How bad is the problem though? How much unmerged good stuff is out there?
Categorisation of PRs
I categorised the PRs from the most trivial ones (doc fixes), which have zero affect on the overall system, to the most invasive ones, which affect the semantics of the Elm language itself in ways that break compatability with 0.19. The categories in order of increasing impact are:
- Doc Fixes
- Performance Improvements
- Runtime Bug Fixes
- API Changes to Implementation
- API New Functions
- API Changes
- Language Semantics
It is entirely possible that we could fix things in levels 1 - 4 as a community release branch of Elm without breaking compatability with the official 0.19 release.

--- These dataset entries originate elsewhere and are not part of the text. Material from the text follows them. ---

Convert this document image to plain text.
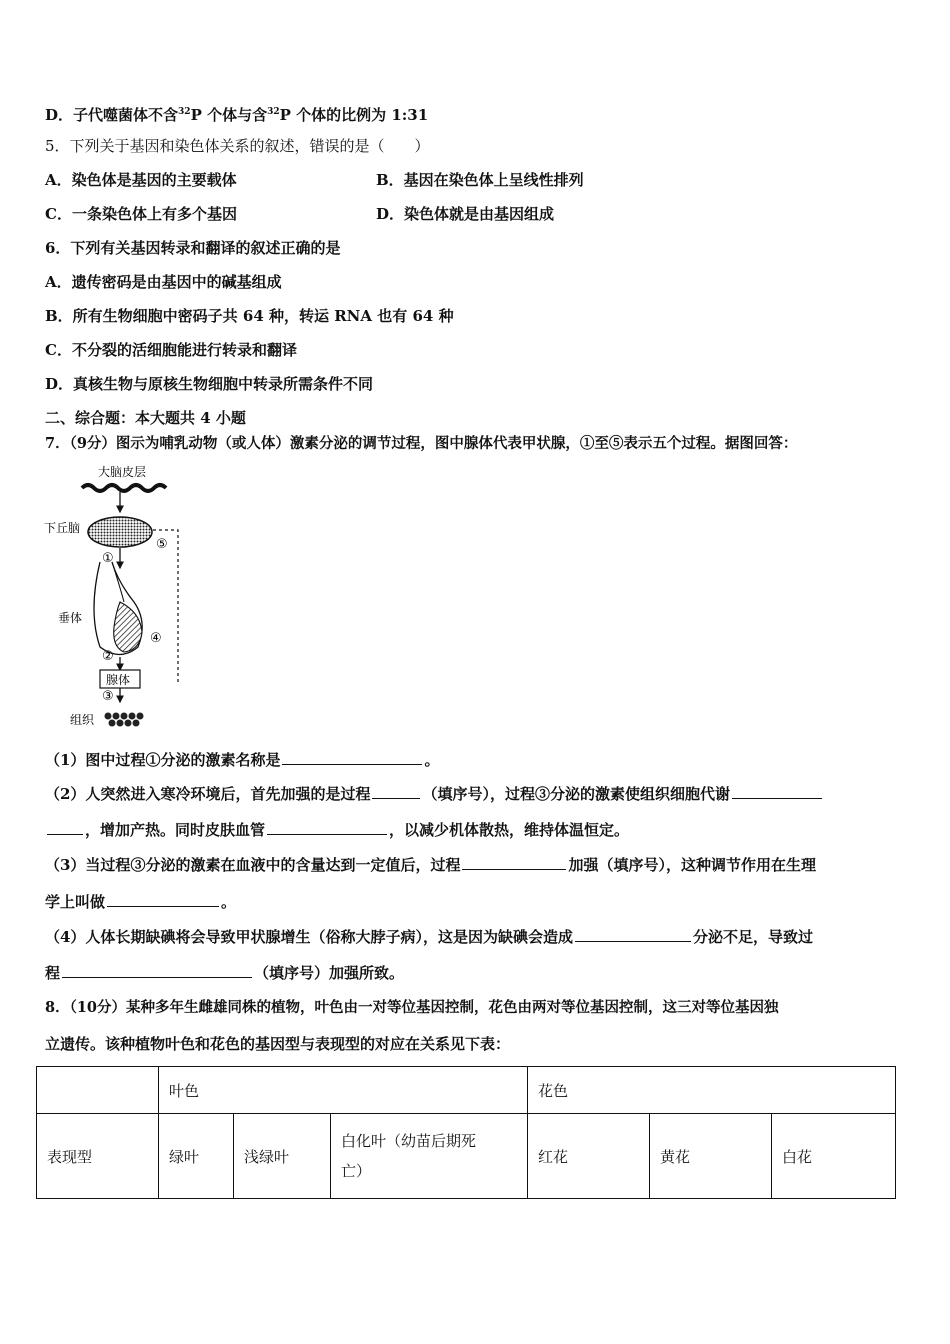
D．子代噬菌体不含$^{32}$P 个体与含$^{32}$P 个体的比例为 1:31
5．下列关于基因和染色体关系的叙述，错误的是（　　）
A．染色体是基因的主要载体	B．基因在染色体上呈线性排列
C．一条染色体上有多个基因	D．染色体就是由基因组成
6．下列有关基因转录和翻译的叙述正确的是
A．遗传密码是由基因中的碱基组成
B．所有生物细胞中密码子共 64 种，转运 RNA 也有 64 种
C．不分裂的活细胞能进行转录和翻译
D．真核生物与原核生物细胞中转录所需条件不同
二、综合题：本大题共 4 小题
7．（9分）图示为哺乳动物（或人体）激素分泌的调节过程，图中腺体代表甲状腺，①至⑤表示五个过程。据图回答：
大脑皮层
下丘脑
⑤
①
垂体
④
②
腺体
③
组织
（1）图中过程①分泌的激素名称是	。
（2）人突然进入寒冷环境后，首先加强的是过程	（填序号），过程③分泌的激素使组织细胞代谢
，增加产热。同时皮肤血管	，以减少机体散热，维持体温恒定。
（3）当过程③分泌的激素在血液中的含量达到一定值后，过程	加强（填序号），这种调节作用在生理
学上叫做	。
（4）人体长期缺碘将会导致甲状腺增生（俗称大脖子病），这是因为缺碘会造成	分泌不足，导致过
程	（填序号）加强所致。
8．（10分）某种多年生雌雄同株的植物，叶色由一对等位基因控制，花色由两对等位基因控制，这三对等位基因独
立遗传。该种植物叶色和花色的基因型与表现型的对应在关系见下表：
	叶色			花色		
表现型	绿叶	浅绿叶	白化叶（幼苗后期死
亡）	红花	黄花	白花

Level 5 does not break compatabilty, but new code relying on it would not be able to revert to the official release unaltered.
Levels 6 - 7 break compatability and are heading more in the direction of a fork, as opposed to a release branch.
Counts of number of issues in the sheet given below.
Doc Fixes - 68
Its great to improve the docs and there is plenty good stuff in here. However, fixing the docs is not really what we have in mind when we think of making progress with the issues that are causing us problems.
Performance Improvements - 13
Nice to have perf improvements too.
Runtime Bug Fixes - 11
API Changes to Implementation - 26
These 2 categories are where I thought I would find the most interesting stuff. These are the real bugs in the implementation and they are fixable without breaking things. Generally these fixes are very localised and deal with the rough edges that people have found in the wild.
There are only 37 items in these 2 categories which reflects on the very high quality of Elm 0.19. It is also likely there are more issues that could be fixed in these categories but no PRs have ever been submitted because potential contributors have been put off by the lack of a functioning process.
API New Functions - 19
Many of these are nice-to-haves rather than essential fixes. Almost all can be worked around in the usual ways by using a port or other javascript tricks.
Worth mentioning the app.kill one, which is a frustrating issue for some people. It might be a bit misclassified here, as its a JS API rather than an Elm one.
API Changes - 2
Language Semantics - 4
Compiler Stuff - 24
I didn’t include compiler PRs in the other categories, since compile time is different to runtime, and preserving compatability of the runtime and language is the primary focus of my analysis.